Zimbabwe destiny delayed denied
This iconic picture of the ‘Great Zimbabwe Ruins’ shows show the beauty and ruin of our country. But in the midst of doom and fading hope rises a silent voice of restoration and a revolution.

By Tarisai Masimba
If you believe in a better future for our beloved Zimbabwe, then you know that our destiny has been delayed, but not outrightly denied.

We hold the belief that our destiny has been delayed by Zanu pf. We all know how Zanu pf has turned a once-thriving economy into the laughing stock of the world. We all know how the ruling cartel has looted our national resources for personal benefit.

We know that the November 2017 military coup was never about removing Robert Mugabe or moving towards a new regime, it was about perpetuating the cycle of tyranny and corruption.

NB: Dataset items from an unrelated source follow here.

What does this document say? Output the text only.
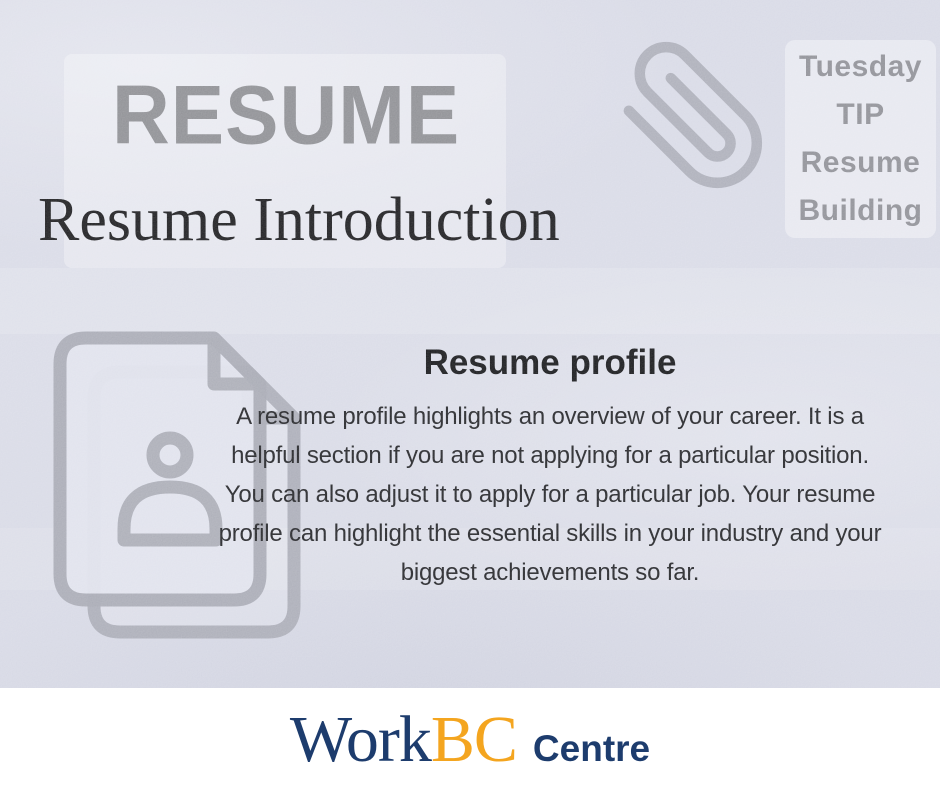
RESUME
Resume Introduction
Tuesday
TIP
Resume
Building
Resume profile
A resume profile highlights an overview of your career. It is a
helpful section if you are not applying for a particular position.
You can also adjust it to apply for a particular job. Your resume
profile can highlight the essential skills in your industry and your
biggest achievements so far.
WorkBC Centre
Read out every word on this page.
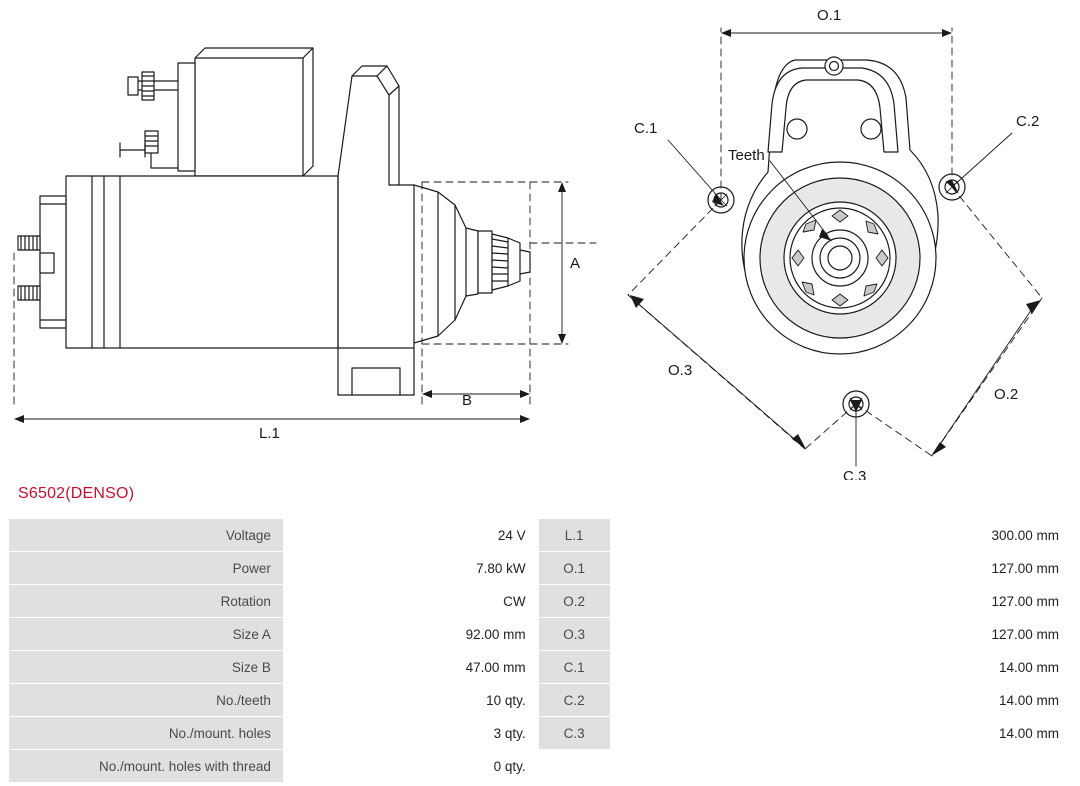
A
B
L.1
O.1
O.2
O.3
C.1	C.2
C.3
Teeth
S6502(DENSO)
Voltage	24 V	L.1	300.00 mm
Power	7.80 kW	O.1	127.00 mm
Rotation	CW	O.2	127.00 mm
Size A	92.00 mm	O.3	127.00 mm
Size B	47.00 mm	C.1	14.00 mm
No./teeth	10 qty.	C.2	14.00 mm
No./mount. holes	3 qty.	C.3	14.00 mm
No./mount. holes with thread	0 qty.		
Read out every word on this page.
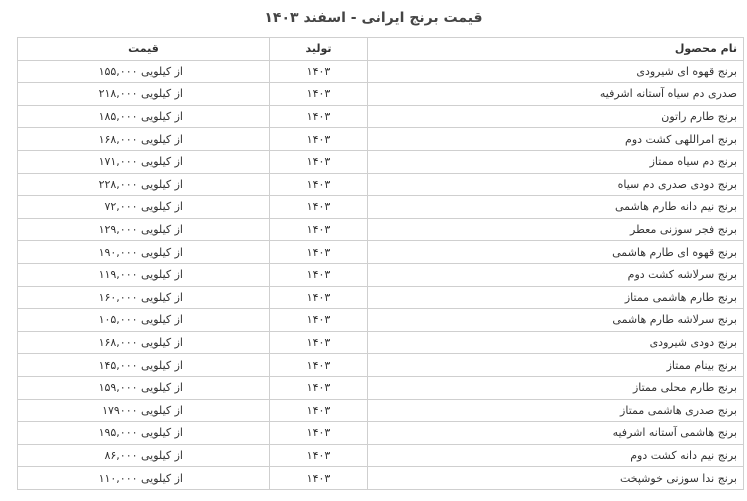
قیمت برنج ایرانی - اسفند ۱۴۰۳
نام محصول	تولید	قیمت
برنج قهوه ای شیرودی	۱۴۰۳	از کیلویی ۱۵۵,۰۰۰
صدری دم سیاه آستانه اشرفیه	۱۴۰۳	از کیلویی ۲۱۸,۰۰۰
برنج طارم راتون	۱۴۰۳	از کیلویی ۱۸۵,۰۰۰
برنج امراللهی کشت دوم	۱۴۰۳	از کیلویی ۱۶۸,۰۰۰
برنج دم سیاه ممتاز	۱۴۰۳	از کیلویی ۱۷۱,۰۰۰
برنج دودی صدری دم سیاه	۱۴۰۳	از کیلویی ۲۲۸,۰۰۰
برنج نیم دانه طارم هاشمی	۱۴۰۳	از کیلویی ۷۲,۰۰۰
برنج فجر سوزنی معطر	۱۴۰۳	از کیلویی ۱۲۹,۰۰۰
برنج قهوه ای طارم هاشمی	۱۴۰۳	از کیلویی ۱۹۰,۰۰۰
برنج سرلاشه کشت دوم	۱۴۰۳	از کیلویی ۱۱۹,۰۰۰
برنج طارم هاشمی ممتاز	۱۴۰۳	از کیلویی ۱۶۰,۰۰۰
برنج سرلاشه طارم هاشمی	۱۴۰۳	از کیلویی ۱۰۵,۰۰۰
برنج دودی شیرودی	۱۴۰۳	از کیلویی ۱۶۸,۰۰۰
برنج بینام ممتاز	۱۴۰۳	از کیلویی ۱۴۵,۰۰۰
برنج طارم محلی ممتاز	۱۴۰۳	از کیلویی ۱۵۹,۰۰۰
برنج صدری هاشمی ممتاز	۱۴۰۳	از کیلویی ۱۷۹۰۰۰
برنج هاشمی آستانه اشرفیه	۱۴۰۳	از کیلویی ۱۹۵,۰۰۰
برنج نیم دانه کشت دوم	۱۴۰۳	از کیلویی ۸۶,۰۰۰
برنج ندا سوزنی خوشپخت	۱۴۰۳	از کیلویی ۱۱۰,۰۰۰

The wounds of Gugurahundi are still fresh in the minds of the victims of this inhumane and barbaric act. The side effects of Operation Murambatsvina, a political gimmick disguised a cleanup campaign, still hurt as if it only happened yesterday.

The abduction of Itai Dzamara still hurts us a nation. How much more does it hurt his widow and children? His crime was only fighting for a better Zimbabwe. He is not the only one. He is one of the countless Zimbabweans who have lost their lives at the hands of this brutal regime.

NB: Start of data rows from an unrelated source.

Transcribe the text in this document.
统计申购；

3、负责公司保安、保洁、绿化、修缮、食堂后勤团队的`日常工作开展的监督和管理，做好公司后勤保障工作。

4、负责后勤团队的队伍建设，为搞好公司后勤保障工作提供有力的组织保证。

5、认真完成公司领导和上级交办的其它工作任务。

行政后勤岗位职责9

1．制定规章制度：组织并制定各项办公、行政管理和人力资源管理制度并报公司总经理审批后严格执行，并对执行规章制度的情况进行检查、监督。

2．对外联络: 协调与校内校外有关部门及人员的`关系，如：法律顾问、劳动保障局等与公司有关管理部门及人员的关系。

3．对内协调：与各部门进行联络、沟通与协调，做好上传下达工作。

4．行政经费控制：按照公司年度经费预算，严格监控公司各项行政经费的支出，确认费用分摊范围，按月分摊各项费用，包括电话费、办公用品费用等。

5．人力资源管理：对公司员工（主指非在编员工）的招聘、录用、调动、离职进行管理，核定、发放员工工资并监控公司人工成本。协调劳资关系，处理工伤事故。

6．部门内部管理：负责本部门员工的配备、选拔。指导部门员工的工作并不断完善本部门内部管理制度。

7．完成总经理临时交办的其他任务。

Some were brutalized in broad daylight by state security agents. Others were abducted from their homes. For some, it was mysterious deaths; but wisdom, experience, and common sense points to the club of old clueless men killing the innocent.

It is an abomination for the chicken to eat its own eggs. But the same is happening in Zimbabwe. Only that it is business as usual. How can political and economic cannibalism go unchecked, uncontested, unnoticed, and unchallenged?

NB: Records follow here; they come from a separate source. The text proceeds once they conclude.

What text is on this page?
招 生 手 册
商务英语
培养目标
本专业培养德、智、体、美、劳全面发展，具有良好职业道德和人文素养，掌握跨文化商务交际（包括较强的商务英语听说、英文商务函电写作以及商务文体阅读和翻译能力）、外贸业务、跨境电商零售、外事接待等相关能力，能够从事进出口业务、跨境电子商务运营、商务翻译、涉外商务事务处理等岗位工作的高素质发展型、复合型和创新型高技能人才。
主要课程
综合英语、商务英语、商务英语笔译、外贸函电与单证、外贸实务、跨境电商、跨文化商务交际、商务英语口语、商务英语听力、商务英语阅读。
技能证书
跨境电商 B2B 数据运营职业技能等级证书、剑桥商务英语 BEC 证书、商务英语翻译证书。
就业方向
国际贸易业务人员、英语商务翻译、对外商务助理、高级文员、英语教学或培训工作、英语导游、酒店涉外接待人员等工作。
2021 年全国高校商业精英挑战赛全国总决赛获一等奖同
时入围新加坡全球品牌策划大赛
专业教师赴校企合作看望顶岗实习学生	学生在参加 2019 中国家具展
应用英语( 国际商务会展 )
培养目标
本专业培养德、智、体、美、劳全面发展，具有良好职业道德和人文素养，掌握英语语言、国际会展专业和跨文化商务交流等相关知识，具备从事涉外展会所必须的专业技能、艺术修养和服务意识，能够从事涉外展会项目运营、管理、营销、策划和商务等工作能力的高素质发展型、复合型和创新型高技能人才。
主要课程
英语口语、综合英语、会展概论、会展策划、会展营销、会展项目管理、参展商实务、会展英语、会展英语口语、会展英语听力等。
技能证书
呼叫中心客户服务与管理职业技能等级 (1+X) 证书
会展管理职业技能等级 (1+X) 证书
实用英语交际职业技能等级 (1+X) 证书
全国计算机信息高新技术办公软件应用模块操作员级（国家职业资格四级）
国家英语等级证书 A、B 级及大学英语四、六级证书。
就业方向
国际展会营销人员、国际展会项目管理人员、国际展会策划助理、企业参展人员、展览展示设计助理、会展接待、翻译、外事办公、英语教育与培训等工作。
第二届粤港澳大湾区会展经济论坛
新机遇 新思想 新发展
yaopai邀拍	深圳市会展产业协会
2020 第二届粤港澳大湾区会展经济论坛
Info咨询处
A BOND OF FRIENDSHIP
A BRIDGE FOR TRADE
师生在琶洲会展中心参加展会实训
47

Is this the Zimbabwe we want, a country where our destiny is delayed even though it cannot be denied?

The delayed destiny of Zimbabwe should not be denied
I have met a number of people who have lost hope in the restoration of our country. I have spoken to people who have condemned our country to its premature death. I have heard some people say Zimbabwe has reached a point of no return. Worse still, others believe that there is no Zimbabwe to talk about.

I respect their views. These words may sound pessimistic but they are true reflections of the dire situation that our country finds itself in.

Do we fold our hands and watch from afar as the little that remains of our country gets devoured? Do we tell our little brothers, innocent children, ambitious nephews, gifted aunts & uncles, talented sisters, and energetic cousins once or twice removed from us that there is no future for them?

Do we wake up every morning and pray for Armageddon because even hell can’t be worse than this? Or do we quietly suffer in the hope that some gods will remember us and fight our battles?

I am a man who believes in a better destiny for Zimbabwe, knows that it has been delayed but firmly holds onto the belief that it will not be denied.

I will not sit by and watch our country go to ruins. I will not let the legacy of the gallant sons & daughters of the soil who lost their lives in the Chimoio massacre (also known as Operation Dingo) or other parts of the SADC region be lost in vain. I will not raise my sons and daughters only to tell them that their country cannot give them a life of prosperity.

I will not have it. I will not have it, oh. We need to stand up as a country and fight this regime.

My never-dying hope for Zimbabwe
Even as I ironically celebrate and ‘mourn’ my birthday today; my life should not and will not be determined by the number of years I live, but by my willingness to build a better Zimbabwe.

My aim as a patriotic citizen is the removal of the corrupt Zanu pf cartel from power and replace it with a government for the people, by the people.

The situation has moved from bad to worse over the past decades. And in the last two year after the fall of Mugabe, the country has been on auto-pilot to self-induced destruction.

But we still have a chance to reverse this. We have a chance to come together and fight for our country. We can say enough is enough. It is time for change. And it begins with you. Let’s all unite for one common goal. Let there be no fear on each of us. Because if there is anything we should fear, then it is a bleak future.

Zanu pf has stolen our dreams. But it cannot steal our will. My birthday will not mean much if our country is free. While I appreciate all the sweet and beautiful message for my birthday, I wish nothing more than a revolution against the ruling cartel. This will be my best birthday present ever. And it is what the majority of our citizens wish for.

Zimbabwe, our destiny has been delayed but it will not be denied. We are slowly marching towards the land of milk and honey. And we shall all celebrate.

I still have faith. I still have hope. And if you have watched the movie the Shawshank Redemption, then you might be familiar with this quote:

“Hope is a good thing … maybe the best of things. And no good thing ever dies.”